Bromley Council is taking a proactive approach to safeguarding its pension fund, with a recent review focusing on potential risks, including those stemming from cyber threats. The Bromley Council Local Pension Board convened on 29 July 2025, to scrutinise the fund's risk register, with cyber security being a key area of focus.

The meeting, held virtually via Microsoft Teams, included a review of the Pension Fund Risk Register, which identifies key risks to the fund and outlines control measures to manage or eliminate them. The risk register assesses each risk based on its impact and probability, assigning a risk score and rating. The risk register is reviewed at every Local Pension Board meeting to ensure it remains a live document that reflects the actions being taken to mitigate each risk.

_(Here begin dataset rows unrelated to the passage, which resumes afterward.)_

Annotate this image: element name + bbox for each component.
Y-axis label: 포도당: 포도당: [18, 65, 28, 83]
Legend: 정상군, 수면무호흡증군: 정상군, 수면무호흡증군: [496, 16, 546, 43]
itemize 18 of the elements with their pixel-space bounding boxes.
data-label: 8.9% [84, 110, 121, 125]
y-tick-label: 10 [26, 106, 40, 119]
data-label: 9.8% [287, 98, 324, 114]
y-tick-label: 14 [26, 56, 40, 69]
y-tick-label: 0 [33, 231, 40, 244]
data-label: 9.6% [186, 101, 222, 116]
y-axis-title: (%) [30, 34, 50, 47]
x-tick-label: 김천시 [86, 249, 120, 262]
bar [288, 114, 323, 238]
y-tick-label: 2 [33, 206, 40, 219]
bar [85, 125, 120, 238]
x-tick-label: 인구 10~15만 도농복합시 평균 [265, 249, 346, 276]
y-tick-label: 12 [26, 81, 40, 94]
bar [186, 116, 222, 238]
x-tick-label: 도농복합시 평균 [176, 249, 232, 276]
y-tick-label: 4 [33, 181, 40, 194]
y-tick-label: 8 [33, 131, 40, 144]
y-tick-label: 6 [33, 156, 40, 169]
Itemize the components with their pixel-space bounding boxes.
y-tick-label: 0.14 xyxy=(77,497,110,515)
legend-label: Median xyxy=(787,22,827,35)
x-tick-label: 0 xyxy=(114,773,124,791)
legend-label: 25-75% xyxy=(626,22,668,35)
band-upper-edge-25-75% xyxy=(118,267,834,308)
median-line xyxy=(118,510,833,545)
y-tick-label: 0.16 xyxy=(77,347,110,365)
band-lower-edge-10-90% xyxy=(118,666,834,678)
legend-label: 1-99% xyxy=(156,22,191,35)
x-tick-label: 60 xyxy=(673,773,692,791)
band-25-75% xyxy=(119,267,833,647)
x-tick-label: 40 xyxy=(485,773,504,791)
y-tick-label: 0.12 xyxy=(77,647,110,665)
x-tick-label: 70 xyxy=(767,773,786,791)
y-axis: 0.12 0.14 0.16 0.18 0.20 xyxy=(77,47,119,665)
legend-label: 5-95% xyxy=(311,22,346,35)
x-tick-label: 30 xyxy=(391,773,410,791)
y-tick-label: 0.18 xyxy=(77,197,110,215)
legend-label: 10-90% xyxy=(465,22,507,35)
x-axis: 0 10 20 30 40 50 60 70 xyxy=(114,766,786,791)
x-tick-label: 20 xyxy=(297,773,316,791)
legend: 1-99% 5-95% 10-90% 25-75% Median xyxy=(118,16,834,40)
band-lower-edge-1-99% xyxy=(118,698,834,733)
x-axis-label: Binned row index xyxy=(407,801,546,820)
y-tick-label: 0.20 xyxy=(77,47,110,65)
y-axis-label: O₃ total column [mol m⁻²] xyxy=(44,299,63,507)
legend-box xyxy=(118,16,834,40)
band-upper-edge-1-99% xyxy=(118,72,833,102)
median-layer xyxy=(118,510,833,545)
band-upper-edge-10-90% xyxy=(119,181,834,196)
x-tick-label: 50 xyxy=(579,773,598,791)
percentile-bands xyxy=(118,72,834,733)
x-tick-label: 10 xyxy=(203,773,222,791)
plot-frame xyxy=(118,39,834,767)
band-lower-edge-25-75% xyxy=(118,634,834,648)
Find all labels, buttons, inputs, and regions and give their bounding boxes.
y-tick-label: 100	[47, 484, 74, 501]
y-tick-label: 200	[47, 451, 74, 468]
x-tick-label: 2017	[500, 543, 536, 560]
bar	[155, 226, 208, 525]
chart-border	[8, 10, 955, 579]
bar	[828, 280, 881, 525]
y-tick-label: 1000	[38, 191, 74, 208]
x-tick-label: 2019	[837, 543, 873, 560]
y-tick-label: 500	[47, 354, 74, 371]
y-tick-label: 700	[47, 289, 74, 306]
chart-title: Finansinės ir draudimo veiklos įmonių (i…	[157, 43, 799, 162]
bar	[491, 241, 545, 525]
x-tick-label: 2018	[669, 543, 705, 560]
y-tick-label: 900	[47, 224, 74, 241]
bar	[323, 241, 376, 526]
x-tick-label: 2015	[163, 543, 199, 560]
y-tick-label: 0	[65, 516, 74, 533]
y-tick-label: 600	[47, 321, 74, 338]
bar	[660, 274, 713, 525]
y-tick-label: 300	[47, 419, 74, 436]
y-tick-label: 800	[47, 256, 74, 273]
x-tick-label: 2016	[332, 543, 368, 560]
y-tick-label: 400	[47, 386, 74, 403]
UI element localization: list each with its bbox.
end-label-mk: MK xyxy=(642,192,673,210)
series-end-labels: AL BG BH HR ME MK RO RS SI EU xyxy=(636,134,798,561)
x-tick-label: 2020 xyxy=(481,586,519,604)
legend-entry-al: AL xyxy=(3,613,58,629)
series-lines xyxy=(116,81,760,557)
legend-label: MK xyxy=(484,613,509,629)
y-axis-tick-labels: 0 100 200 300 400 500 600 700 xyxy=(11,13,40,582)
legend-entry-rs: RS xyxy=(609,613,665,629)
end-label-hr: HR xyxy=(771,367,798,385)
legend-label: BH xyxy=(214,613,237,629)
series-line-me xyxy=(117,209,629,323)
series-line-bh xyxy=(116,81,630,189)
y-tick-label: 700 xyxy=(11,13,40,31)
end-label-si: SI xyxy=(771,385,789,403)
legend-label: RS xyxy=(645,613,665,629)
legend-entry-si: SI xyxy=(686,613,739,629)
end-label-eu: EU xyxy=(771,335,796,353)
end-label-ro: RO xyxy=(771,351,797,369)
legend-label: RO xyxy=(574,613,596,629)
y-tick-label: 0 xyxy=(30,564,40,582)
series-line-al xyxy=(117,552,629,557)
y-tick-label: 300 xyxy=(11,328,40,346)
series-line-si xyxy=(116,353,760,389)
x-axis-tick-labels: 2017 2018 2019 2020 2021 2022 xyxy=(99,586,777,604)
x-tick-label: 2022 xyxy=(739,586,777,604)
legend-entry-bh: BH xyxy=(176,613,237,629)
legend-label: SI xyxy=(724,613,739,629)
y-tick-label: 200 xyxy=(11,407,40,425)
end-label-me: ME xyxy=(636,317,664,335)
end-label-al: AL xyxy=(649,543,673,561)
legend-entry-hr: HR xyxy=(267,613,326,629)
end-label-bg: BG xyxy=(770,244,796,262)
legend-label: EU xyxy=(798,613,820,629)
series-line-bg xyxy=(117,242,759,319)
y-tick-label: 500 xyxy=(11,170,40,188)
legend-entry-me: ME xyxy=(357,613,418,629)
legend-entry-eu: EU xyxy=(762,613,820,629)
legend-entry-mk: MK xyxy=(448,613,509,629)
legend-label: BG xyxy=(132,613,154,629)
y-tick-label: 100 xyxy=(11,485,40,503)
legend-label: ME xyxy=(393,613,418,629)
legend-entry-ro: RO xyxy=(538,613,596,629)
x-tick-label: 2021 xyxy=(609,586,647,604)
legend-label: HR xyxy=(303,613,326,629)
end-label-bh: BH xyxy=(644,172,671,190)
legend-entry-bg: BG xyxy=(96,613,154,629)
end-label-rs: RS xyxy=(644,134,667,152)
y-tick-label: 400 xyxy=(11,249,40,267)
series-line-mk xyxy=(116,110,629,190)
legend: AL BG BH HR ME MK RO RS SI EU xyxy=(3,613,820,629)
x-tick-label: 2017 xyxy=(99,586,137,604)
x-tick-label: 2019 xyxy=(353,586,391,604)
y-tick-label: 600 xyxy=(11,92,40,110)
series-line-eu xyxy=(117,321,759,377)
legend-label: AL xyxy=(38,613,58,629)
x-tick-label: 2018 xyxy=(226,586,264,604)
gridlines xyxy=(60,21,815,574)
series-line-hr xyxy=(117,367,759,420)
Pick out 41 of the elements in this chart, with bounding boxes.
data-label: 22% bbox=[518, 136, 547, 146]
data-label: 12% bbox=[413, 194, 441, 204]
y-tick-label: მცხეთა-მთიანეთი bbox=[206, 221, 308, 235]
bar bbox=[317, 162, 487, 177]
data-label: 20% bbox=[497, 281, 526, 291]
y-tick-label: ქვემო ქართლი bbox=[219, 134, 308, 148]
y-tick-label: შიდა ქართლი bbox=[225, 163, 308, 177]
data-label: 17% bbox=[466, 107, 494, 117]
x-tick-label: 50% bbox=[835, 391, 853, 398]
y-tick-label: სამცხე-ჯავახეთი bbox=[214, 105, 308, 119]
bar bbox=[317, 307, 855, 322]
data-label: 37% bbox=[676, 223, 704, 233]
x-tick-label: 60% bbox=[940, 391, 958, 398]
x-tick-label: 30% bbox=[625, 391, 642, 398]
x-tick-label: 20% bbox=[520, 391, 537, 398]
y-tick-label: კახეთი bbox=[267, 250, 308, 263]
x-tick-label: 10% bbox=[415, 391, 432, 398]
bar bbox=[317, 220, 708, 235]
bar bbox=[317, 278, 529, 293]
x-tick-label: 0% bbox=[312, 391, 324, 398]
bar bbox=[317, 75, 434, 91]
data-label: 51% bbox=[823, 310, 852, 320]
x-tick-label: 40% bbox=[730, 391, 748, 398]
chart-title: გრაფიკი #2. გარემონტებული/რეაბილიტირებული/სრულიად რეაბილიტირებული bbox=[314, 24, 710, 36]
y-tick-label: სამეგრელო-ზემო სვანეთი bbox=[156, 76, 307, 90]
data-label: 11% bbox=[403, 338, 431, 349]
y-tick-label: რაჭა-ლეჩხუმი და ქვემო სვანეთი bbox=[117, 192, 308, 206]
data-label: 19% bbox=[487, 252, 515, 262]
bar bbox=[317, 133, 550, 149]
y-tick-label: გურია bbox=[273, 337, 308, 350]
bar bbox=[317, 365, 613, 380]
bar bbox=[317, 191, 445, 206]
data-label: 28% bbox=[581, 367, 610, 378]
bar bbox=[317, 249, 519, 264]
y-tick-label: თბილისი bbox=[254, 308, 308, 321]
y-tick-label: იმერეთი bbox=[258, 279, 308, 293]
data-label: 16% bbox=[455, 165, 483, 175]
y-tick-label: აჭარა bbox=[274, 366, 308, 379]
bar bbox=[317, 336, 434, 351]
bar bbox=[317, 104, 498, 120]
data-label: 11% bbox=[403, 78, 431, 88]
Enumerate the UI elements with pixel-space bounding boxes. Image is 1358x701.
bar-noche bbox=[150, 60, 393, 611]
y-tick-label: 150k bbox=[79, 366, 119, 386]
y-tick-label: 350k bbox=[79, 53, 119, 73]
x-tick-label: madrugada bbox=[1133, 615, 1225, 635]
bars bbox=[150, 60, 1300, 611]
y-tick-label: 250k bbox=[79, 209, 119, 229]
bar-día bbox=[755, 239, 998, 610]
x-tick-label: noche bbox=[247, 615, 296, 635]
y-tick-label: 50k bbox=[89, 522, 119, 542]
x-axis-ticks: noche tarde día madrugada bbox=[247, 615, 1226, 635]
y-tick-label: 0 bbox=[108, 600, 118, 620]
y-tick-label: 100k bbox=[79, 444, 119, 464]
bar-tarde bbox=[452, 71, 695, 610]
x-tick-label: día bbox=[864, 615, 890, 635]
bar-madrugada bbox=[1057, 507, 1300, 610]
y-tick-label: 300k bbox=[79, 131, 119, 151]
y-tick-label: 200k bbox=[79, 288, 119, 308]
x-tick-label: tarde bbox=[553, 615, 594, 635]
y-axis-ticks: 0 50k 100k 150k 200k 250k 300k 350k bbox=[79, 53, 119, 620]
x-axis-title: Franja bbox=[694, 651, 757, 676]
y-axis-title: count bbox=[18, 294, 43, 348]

One of the key risks identified in the register is Cyber Risk: The risk of an inability to access records, loss of data, and/or funds. Control measures include penetration testing and disaster recovery plans.

Other risks identified in the register include:

  • Poor Investment Performance: The risk of underperforming investment due to asset types, asset mix, or the performance of individual fund managers. Control measures include anticipating long-term returns on a prudent basis, analysing progress at triennial valuations, and diversifying assets.
  • Actuarial Risk: The risk of miscalculating liabilities or using inappropriate assumptions, which could impact the fund's ability to meet its obligations. Control measures include maintaining close contact with the actuary and adhering to technical actuarial standards.
  • Insufficient Cash: The risk of not having enough cash to meet obligations, such as pensioner payroll and contractor payments. Control measures include updating cashflow requirements every three years and daily monitoring of bank accounts.
  • Sub-funds of London CIV Fail to Perform: The risk that sub-funds within the London CIV do not perform as expected. Control measures include retaining assets outside the pool where cost-effective and monitoring the performance of CIV sub-funds.
  • Pension Contribution: The risk of failing to collect pension contributions from employees and employers. Control measures include monitoring contributions, using iConnect, and conducting quarterly reconciliations.
  • Cost Control: The risk of failing to monitor and control costs for the fund. Control measures include regular reviews of fees and expenses and monitoring performance net of management fees.
  • Fraud Risk: The risk of fraud affecting the fund. Control measures include requiring audits on internal controls, conducting due diligence on new managers, and performing internal and external audits.
  • Knowledge and Experience: The risk of a lack of knowledge and experience among Pensions Committee/Board members. Control measures include providing ad hoc training and making actuarial, investment, and officer advice available.
  • Climate Change: The risk that environmental, social, and governance (ESG) related factors, in particular climate change, reduce the fund's ability to generate long-term returns. Control measures include appointing asset managers who consider ESG issues and monitoring the fund actuary's climate report.
  • Regulatory Changes: The risk of detrimental changes to regulations. Control measures include responding to government consultations and advising the Pensions Committee of upcoming legislative changes.
  • Mandatory Pooling: The risk of high transition costs of assets to pool. Control measures include continuing to participate in any future consultation and raise concerns to the Government.
  • Legal: The risk of failing to comply with legislation or meet statutory deadlines. Control measures include adequately training staff and regularly reviewing and testing the payments process.
  • Conflict of Interest: The risk of conflicts of interest affecting decision-making. Control measures include implementing a code of conduct and conflict of interest policies.
  • Adequate Level of Administration Officer Knowledge and Skills: The risk of a lack of trained staff to undertake the administration of the LGPS. Control measures include continuous on-the-job training and access to specific legislative training.
  • Employers' Data Inaccurate: The risk of inaccurate data from employers. Control measures include liaison with schools, HR, and payroll providers, and the introduction of i-connect.
  • Operational Disaster: The risk of an operational disaster (fire/flood etc). Control measures include hybrid working and daily data backups.

The Pension Fund Risk Register was reviewed, identifying key risks and control measures. This register is a live document that is regularly updated to reflect the actions being taken to mitigate each risk.

The Local Pension Board plays a key role in monitoring the Risk Register and it was important to ensure that effective mechanisms were in place for feedback or to raise concerns about the way that internal controls were functioning in any particular area.